Все операторы носили такие.
– Я не спала!
– Спала!.. Говорил же, чтобы не таскалась за мной, а ты хоть бы раз послушалась!..
– Ники!
– Сначала картинку сниму, а потом синхрон запишем с командиром, о'кей? Стемнеет, и я тогда…
– Давай, а я пока договорюсь.
Ники кивнул, прилаживая камеру, и через плечо показал ей, где именно этот самый командир, куда ей идти. Ольга и без него нашла бы, но у него было такое представление о заботе.
Ты там присматривай за ней, Ники.
Ну, не вопрос, старик!..
Дебилы и шовинисты.
Немедленно по возвращении вступлю в партию Маши Арбатовой, если у той уже есть партия, а если нет, немедленно создам свою и вступлю в нее – буду бороться за женское равноправие.
С равноправием, оказывается, большие проблемы.
Ольга улыбнулась, поправляя на плечах необъятный Никин рюкзак. Опять предстояло лезть в гору – что, черт возьми, это за страна, одни только горы и больше ничего! Камушки все-таки попали в ботинки, и теперь там скверно терлось, словно носки были из наждака.
Если не вытряхнуть, к вечеру ноги разнесет так, что завтра ни за что не удастся обуться, а от ботинок и шнурков часто зависела жизнь.
Можешь бежать, остаешься в живых. Не можешь… значит, не можешь.
Командиру на вид было лет под пятьдесят, а потом оказалось, что двадцать восемь. Здесь всем, кто старше двадцати, сразу будто пятьдесят, а после сорока наступает глубокая и трудноопределимая по возрасту старость – морщины, седые бороды, узловатые руки, потухшие усталые глаза. Зато звали его изумительно – Гийом.
Его звали Гийом, и он говорил по-английски – большая удача и огромная редкость.
Должно быть, Ольга понравилась ему, а может, просто в нем взыграло любопытство, потому что он моментально бросил свой “боевой пост” в камышовой будке, которая ничем не отличалась от полутора десятков других таких будок, в которых Ольга уже успела побывать, вышел на улицу, поманив ее за собой, и что-то длинно и быстро сказал по-английски.
Она не поняла.
Какие-то бородатые люди проводили их настороженными и подозрительными взглядами. Вдалеке бабахало и как будто что-то осыпалось с продолжительным шорохом, и она подумала быстро – где там Ники?..
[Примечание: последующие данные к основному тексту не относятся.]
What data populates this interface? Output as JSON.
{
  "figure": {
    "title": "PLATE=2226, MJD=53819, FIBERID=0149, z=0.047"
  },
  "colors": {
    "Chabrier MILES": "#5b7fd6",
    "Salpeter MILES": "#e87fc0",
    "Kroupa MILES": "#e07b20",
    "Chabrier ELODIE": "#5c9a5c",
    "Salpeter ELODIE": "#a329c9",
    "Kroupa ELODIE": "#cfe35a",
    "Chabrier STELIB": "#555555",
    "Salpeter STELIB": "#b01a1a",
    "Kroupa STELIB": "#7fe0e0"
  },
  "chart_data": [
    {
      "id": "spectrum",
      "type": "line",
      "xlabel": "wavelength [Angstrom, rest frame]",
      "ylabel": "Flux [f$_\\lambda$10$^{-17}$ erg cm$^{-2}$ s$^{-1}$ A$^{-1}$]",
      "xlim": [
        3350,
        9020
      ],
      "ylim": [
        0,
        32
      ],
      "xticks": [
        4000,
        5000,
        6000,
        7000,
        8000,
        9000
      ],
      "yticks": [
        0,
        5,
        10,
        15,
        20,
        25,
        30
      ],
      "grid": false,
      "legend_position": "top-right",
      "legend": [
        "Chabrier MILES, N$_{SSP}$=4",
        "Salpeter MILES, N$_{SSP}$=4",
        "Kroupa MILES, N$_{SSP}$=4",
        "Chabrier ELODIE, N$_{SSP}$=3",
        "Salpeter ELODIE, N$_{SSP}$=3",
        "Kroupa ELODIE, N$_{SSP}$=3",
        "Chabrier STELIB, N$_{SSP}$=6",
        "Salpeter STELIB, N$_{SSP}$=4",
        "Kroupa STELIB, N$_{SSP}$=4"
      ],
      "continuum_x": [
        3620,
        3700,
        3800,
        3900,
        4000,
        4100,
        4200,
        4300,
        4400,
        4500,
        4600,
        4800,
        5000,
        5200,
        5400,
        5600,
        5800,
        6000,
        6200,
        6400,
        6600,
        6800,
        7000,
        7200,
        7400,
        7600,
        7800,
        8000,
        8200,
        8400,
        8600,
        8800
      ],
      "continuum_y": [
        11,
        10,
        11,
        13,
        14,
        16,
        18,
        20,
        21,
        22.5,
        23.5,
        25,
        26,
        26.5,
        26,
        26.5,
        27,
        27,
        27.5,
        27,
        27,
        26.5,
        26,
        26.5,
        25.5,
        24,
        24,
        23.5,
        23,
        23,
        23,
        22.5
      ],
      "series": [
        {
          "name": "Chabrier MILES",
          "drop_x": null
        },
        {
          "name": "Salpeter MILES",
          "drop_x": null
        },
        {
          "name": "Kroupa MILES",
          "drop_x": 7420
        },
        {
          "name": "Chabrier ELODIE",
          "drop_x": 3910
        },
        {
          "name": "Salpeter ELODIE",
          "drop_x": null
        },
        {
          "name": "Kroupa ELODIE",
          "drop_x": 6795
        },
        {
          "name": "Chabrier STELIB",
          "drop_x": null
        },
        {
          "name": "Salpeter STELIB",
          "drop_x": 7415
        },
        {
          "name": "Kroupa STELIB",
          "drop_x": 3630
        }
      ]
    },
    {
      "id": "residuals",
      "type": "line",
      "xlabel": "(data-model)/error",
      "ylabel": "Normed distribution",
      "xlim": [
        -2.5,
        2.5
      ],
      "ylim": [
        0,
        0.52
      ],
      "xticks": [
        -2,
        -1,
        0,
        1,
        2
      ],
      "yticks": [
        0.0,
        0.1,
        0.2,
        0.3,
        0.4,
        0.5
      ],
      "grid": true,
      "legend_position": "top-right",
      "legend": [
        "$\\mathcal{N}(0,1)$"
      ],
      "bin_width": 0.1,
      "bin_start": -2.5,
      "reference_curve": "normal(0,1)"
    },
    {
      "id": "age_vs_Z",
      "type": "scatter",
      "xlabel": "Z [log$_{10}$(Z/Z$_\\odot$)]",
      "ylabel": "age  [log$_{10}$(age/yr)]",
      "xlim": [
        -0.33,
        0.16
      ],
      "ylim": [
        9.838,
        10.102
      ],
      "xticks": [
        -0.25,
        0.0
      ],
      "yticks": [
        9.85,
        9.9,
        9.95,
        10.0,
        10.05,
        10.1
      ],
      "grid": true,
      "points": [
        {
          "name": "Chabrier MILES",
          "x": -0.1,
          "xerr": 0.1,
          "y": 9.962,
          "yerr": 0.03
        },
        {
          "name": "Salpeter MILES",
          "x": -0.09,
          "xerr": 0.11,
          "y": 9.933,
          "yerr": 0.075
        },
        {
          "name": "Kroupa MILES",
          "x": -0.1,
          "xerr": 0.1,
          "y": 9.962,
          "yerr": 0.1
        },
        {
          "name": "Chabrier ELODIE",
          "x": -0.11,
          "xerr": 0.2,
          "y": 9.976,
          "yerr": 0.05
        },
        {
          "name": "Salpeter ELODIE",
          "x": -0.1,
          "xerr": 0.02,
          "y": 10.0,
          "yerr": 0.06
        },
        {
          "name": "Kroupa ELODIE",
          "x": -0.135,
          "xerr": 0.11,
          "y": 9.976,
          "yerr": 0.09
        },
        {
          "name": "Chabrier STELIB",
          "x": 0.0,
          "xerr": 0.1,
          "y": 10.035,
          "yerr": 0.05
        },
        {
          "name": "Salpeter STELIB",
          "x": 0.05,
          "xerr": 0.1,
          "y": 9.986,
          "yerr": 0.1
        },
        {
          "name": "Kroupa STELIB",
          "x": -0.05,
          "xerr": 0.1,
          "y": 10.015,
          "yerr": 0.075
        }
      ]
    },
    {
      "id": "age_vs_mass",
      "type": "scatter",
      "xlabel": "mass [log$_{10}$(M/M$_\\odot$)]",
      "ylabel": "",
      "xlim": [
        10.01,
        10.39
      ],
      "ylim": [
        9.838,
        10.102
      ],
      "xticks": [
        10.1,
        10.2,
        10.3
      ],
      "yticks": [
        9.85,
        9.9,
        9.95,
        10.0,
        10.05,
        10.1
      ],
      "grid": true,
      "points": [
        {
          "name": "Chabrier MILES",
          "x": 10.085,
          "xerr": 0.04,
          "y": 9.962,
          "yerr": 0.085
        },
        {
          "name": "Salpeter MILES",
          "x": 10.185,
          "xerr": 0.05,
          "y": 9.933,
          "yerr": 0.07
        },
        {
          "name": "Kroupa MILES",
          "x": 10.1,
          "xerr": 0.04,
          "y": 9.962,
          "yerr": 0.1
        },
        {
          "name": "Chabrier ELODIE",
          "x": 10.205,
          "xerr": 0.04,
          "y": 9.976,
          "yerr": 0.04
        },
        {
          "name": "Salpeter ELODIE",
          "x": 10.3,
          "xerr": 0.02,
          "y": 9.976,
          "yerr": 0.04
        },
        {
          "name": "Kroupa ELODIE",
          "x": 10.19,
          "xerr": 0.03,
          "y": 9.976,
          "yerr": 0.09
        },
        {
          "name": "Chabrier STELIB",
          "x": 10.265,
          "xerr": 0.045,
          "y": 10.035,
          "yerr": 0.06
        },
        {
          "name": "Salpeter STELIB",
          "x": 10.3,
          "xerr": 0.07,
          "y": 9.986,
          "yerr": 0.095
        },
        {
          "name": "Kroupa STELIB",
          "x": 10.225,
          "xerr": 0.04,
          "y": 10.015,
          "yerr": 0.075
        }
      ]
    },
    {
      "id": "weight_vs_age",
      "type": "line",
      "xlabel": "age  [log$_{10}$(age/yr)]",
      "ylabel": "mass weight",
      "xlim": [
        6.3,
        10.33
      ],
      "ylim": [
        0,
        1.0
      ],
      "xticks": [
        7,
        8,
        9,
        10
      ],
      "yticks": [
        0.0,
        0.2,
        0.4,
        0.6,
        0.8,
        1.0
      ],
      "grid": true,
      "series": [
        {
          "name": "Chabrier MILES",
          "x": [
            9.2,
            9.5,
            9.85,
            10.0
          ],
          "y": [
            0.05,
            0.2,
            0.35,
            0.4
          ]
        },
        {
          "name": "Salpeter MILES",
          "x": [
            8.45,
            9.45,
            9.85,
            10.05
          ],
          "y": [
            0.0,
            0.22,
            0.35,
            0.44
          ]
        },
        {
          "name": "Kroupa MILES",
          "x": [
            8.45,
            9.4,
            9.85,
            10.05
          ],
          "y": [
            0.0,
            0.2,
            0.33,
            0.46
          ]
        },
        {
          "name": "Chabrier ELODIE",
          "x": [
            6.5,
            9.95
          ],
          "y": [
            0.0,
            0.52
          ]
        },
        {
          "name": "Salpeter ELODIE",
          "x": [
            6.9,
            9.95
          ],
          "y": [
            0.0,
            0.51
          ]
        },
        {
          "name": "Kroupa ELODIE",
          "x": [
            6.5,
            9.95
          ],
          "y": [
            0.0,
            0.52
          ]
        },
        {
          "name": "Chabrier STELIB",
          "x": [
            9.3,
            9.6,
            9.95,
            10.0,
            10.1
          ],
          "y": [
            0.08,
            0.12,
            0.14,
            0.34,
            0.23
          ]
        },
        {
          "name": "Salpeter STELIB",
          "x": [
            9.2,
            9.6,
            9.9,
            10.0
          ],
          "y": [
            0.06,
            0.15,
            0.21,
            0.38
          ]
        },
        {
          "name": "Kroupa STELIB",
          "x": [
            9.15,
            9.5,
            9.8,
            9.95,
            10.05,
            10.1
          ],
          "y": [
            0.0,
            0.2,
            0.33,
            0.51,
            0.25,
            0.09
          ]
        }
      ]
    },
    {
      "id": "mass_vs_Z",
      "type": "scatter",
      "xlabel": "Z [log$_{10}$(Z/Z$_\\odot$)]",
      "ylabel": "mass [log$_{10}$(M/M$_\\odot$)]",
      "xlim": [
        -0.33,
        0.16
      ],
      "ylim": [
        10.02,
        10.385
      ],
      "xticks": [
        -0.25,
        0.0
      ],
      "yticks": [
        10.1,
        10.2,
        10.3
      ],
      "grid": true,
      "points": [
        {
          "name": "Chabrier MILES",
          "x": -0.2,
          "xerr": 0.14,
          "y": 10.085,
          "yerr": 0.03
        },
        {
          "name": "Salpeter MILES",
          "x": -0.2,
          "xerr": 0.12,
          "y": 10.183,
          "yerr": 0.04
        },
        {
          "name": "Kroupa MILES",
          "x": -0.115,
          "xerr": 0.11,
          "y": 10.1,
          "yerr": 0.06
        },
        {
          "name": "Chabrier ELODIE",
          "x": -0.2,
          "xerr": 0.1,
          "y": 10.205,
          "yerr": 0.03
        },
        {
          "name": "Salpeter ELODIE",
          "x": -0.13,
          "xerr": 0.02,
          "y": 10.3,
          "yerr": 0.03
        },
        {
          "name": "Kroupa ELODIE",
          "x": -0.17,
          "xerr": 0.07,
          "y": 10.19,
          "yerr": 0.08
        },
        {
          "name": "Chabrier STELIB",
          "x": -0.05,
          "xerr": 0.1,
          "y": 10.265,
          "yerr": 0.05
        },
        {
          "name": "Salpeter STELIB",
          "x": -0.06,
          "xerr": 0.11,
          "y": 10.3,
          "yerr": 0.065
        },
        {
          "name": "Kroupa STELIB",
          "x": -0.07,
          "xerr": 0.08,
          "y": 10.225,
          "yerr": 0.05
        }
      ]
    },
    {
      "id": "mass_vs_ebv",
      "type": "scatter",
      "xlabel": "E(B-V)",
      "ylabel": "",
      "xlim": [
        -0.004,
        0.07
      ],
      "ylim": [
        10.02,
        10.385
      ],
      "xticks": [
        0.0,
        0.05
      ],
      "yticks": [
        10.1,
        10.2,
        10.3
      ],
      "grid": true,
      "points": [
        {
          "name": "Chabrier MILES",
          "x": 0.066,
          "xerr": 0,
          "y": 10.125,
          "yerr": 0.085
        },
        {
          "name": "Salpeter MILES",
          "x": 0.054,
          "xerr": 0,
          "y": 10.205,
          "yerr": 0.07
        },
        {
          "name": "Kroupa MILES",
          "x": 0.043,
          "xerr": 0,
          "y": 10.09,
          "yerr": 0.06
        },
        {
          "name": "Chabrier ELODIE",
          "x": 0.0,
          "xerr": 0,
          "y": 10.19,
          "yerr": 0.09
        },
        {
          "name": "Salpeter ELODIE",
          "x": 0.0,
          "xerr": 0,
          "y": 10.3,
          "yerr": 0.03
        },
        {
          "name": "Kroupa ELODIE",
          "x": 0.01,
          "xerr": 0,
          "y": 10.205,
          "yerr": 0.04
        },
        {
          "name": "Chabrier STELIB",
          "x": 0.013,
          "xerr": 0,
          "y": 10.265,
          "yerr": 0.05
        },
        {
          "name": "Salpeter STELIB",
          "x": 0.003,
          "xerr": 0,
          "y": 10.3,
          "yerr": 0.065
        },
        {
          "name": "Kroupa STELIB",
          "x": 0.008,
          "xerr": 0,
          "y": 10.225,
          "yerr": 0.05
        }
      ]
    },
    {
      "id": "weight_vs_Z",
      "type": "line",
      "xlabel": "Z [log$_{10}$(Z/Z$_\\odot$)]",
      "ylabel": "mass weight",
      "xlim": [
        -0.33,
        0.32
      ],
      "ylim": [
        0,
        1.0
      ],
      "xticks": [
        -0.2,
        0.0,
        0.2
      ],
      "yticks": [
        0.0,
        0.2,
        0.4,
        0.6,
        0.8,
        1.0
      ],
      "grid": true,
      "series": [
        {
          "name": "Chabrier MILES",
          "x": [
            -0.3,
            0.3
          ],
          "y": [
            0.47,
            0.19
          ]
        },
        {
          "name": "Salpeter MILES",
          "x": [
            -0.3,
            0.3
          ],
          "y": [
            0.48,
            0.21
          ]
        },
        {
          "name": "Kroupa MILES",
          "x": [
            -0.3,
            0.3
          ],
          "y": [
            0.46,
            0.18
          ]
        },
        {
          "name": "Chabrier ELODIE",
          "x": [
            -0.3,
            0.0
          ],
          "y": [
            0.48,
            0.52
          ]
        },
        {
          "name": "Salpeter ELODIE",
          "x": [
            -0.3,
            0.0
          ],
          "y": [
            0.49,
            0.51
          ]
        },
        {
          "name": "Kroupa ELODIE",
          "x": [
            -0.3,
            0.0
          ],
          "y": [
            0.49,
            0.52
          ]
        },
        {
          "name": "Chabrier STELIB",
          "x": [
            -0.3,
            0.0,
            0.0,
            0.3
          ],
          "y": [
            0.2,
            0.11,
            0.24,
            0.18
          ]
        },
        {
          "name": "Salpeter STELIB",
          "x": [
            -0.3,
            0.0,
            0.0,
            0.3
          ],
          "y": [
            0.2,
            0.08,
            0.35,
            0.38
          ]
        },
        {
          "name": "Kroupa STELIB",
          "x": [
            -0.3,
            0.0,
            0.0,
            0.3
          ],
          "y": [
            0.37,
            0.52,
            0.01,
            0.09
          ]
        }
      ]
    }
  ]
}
– Минутку, – попросила Ольга по-английски, – говорите немного помедленнее, пожалуйста. Я не поняла.
– Вы не поняли не потому, что я говорил быстро, – возразил он энергично. – Вы просто не слушали меня.
– Простите.
– Ничего страшного. Я предложил проехаться на позиции. На моей машине. Вы ведь русская журналистка?
– “Новости” Российского телевидения.
– Должно быть, вы очень храбрая женщина, если решились воевать.
Он так и сказал – воевать.
– Я не воюю, – быстро возразила она. – Пресса… никогда не воюет. Пресса только освещает войну.
– Ясно, – сказал он мрачно. – Поедете со мной?
Почему-то по-английски все это звучало как-то очень буднично и почти неинтересно, вот она однозначность и даже некая “плоскость” английского языка!
По-русски так говорить было невозможно. Ольга представила себе, как по-русски станет объяснять Ники, что уехала “на позиции” с местным командиром и что он, Беляев, скажет ей в ответ, и тоже именно по-русски!
На позиции девушка провожала бойца. Темной ночью простилися на ступеньках крыльца.